Interestingly, despite the xenophobic politics in 2018, we didn’t see any sign of a nativist bias globally either. On the contrary, in 2018 cross-border deals actually grew as a percentage of the world total. Worldwide, inbound M&A comprised one-third of the total deals closed (4,149) in 2018 (33% of all M&A activity), up from 3,671 inbound deals in 2017 when it was 30% of all deal activity. North America inbound M&A activity made up just a little over 20% of the total deal volume while China & India was a 55% to 45% split between inbound and domestic M&A, respectively. Only Europe saw a dramatic shift as inbound deals fell to 47% in 2018 from 59% in 2017, despite the strong increase in inbound activity in the UK.
The year saw no significant shift in enthusiasm for particular sectors. Business Services again led in North America (2,334) and China & India (228), followed by Media & Technology in North America (1,637) and China & India (145), followed by Industrials (1,445 in North America; 143 in China & India), just as they had in 2017.
In Europe, too, sector interests held fairly steady, with Business Services in the lead (1,685) followed by Industrials (1,158) and Media & Technology (989), a reflection, perhaps, of the strong reputation that high-end industry retains in Europe, particularly in Germany, where Industrials were the top seller.
Of course, microclimates are never completely sheltered from the prevailing winds.
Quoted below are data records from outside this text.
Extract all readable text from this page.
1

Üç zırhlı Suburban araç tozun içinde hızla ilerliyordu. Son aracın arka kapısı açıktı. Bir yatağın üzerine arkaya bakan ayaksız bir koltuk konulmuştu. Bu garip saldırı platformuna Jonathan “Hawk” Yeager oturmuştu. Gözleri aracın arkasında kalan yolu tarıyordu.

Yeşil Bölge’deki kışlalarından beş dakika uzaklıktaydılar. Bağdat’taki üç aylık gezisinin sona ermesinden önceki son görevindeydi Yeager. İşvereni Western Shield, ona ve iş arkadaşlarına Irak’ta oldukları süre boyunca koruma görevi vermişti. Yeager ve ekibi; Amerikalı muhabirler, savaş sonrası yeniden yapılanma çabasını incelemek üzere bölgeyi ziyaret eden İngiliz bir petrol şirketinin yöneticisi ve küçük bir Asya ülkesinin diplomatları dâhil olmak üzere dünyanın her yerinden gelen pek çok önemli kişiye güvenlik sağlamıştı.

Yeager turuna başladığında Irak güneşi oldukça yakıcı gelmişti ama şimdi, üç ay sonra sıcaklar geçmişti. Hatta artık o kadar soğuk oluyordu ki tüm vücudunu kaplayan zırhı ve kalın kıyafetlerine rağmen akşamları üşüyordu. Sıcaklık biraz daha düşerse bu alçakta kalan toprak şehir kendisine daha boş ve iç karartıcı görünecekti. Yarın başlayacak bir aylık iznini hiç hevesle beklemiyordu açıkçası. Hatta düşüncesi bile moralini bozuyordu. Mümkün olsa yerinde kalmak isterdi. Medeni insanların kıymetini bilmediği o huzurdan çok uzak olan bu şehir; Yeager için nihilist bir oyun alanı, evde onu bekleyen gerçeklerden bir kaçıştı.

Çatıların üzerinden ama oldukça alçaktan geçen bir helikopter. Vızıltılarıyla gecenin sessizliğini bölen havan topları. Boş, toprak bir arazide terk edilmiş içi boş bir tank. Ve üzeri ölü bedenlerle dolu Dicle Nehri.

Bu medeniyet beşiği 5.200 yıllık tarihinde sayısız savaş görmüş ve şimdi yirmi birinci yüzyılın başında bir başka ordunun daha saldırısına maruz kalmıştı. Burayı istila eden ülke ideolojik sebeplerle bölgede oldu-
The same is generally true of favored asset classes. Mid-market companies have many special qualities that make them attractive acquisition targets right now, but if the economic contraction that the stock market drop intimated in December actually strikes, potential buyers could find raising money more difficult and sellers may find themselves in a much more price-sensitive environment.
This year’s results, however, suggest to us that mid-market investors are not letting headlines distract them. Whether or not Prime Minister May breaks the UK out of the European Union or President Trump gets his Mexican border wall built, we expect they will continue to recognize value.